No data thinking → glorified front-end.
9. Ask for a Local / Air-gapped Story
“Could you run a version of this entirely on-prem or air-gapped, if a bank or hospital required it?”
Real AI company:
- Says “yes, but expensive”, and explains:
- Containerization
- Self-hosted models
- Security considerations
API wrapper:
- “We’re cloud-native.”
- “Our value is in the cloud.”
- “Security is handled by OpenAI/AWS/etc.”
Translation: No control, no depth.
10. The “Non-LLM Feature” Trap
“Show me a feature your product has that would still be valuable even if LLMs disappeared tomorrow.”
If they can’t name:
- Workflows
- Integrations
- Dashboards
- Analytics
- Domain-specific tools
…then the only asset is “access to someone else’s model”.
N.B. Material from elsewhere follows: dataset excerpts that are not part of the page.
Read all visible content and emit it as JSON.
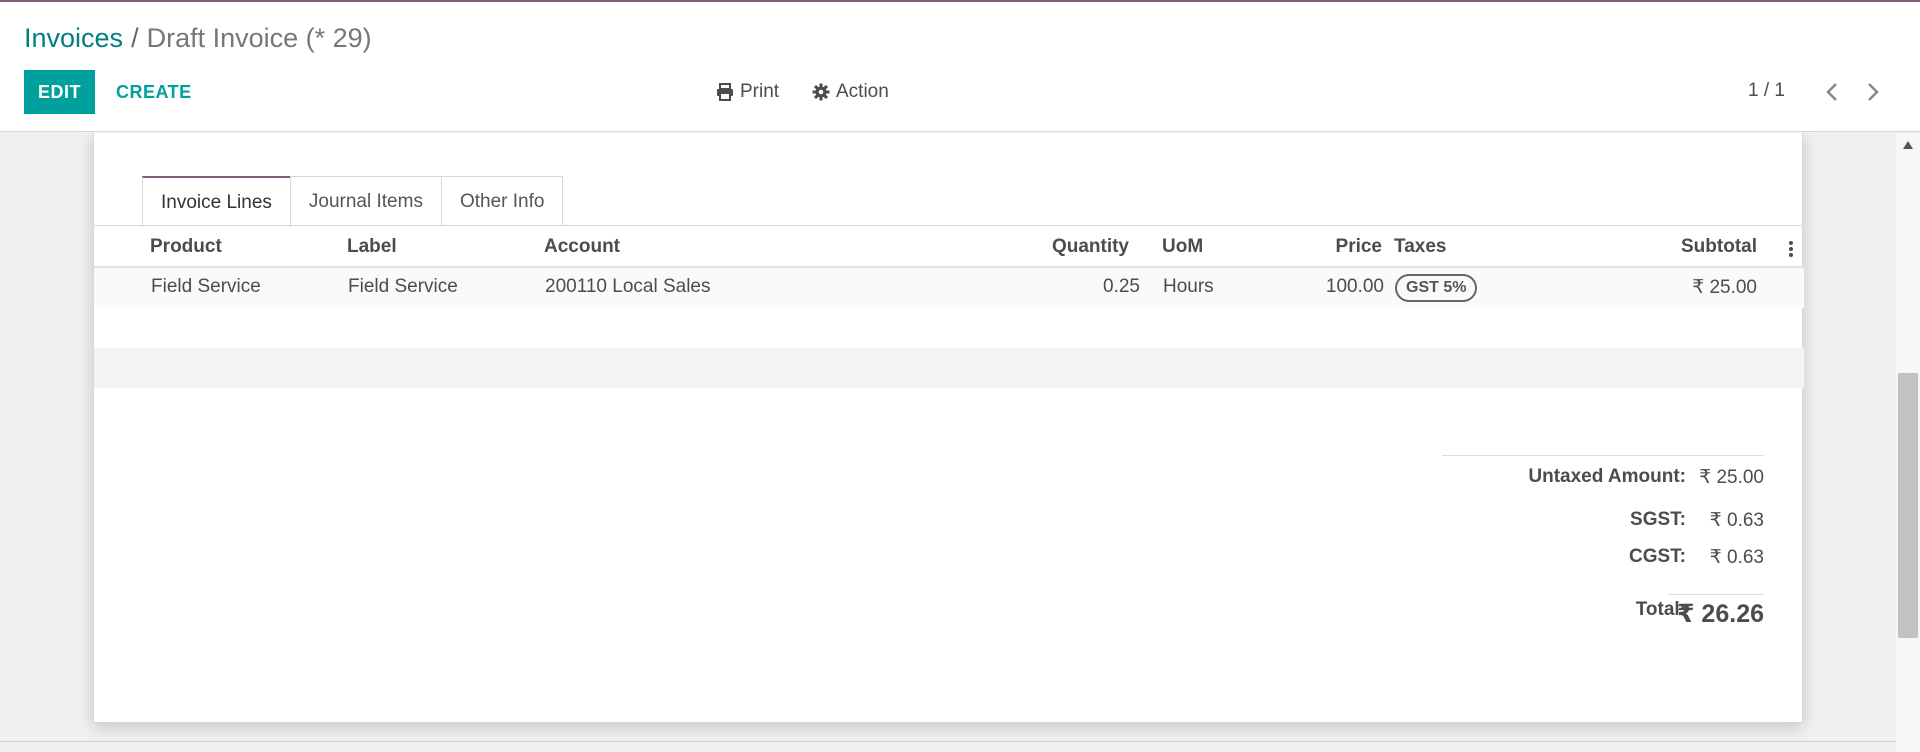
{
  "breadcrumb": {
    "parent": "Invoices",
    "separator": "/",
    "current": "Draft Invoice (* 29)"
  },
  "toolbar": {
    "edit_label": "EDIT",
    "create_label": "CREATE",
    "print_label": "Print",
    "action_label": "Action"
  },
  "pager": {
    "value": "1 / 1"
  },
  "tabs": [
    {
      "label": "Invoice Lines",
      "active": true
    },
    {
      "label": "Journal Items",
      "active": false
    },
    {
      "label": "Other Info",
      "active": false
    }
  ],
  "table": {
    "columns": [
      "Product",
      "Label",
      "Account",
      "Quantity",
      "UoM",
      "Price",
      "Taxes",
      "Subtotal"
    ],
    "rows": [
      {
        "product": "Field Service",
        "label": "Field Service",
        "account": "200110 Local Sales",
        "quantity": "0.25",
        "uom": "Hours",
        "price": "100.00",
        "tax": "GST 5%",
        "subtotal": "₹ 25.00"
      }
    ]
  },
  "totals": {
    "untaxed_label": "Untaxed Amount:",
    "untaxed_value": "₹ 25.00",
    "sgst_label": "SGST:",
    "sgst_value": "₹ 0.63",
    "cgst_label": "CGST:",
    "cgst_value": "₹ 0.63",
    "total_label": "Total:",
    "total_value": "₹ 26.26"
  },
  "colors": {
    "brand": "#875a7b",
    "primary": "#00a09d",
    "link": "#017e84"
  },
  "icons": {
    "print": "print-icon",
    "action": "gear-icon",
    "prev": "chevron-left-icon",
    "next": "chevron-right-icon",
    "options": "kebab-icon"
  }
}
That’s not a startup. That’s a skin.
11. Contract & Pricing Smell Test
Red flags:
- Pricing is purely usage-based on tokens with a fat margin.
- No:
- Implementation fee
- Customization
- Managed service component
- Value prop is:
- “We make ChatGPT safer/easier for your team.”
That’s basically:
“We are a UI tax on OpenAI.”
12. Ask Them to Draw the Boundary
“Draw a line between what the LLM does and what your system does.”
Good founders:
- Explicitly separate:
- Reasoning
- Retrieval
- Guardrails
- Business logic
- Orchestration
- Post-processing
Wrappers:
- Handwave:
- “The LLM handles that.”
- “We use AI agents.”
- “We orchestrate tools.”
Every time you hear “agentic”, mentally replace it with “glorified prompt chain”.
Quick Checklist (Investor Mode)
Print this in your head:
- ❓ Can they survive 6 months without OpenAI/Anthropic?
- ❓ Do they have any real in-house ML talent?
- ❓ Is there a proper data + eval pipeline?
- ❓ Is their infra more than: frontend → API → LLM?
- ❓ Do they own anything you can’t recreate in 3 months with a dev and a credit card?
If the honest answer is “no” across the board → API wrapper.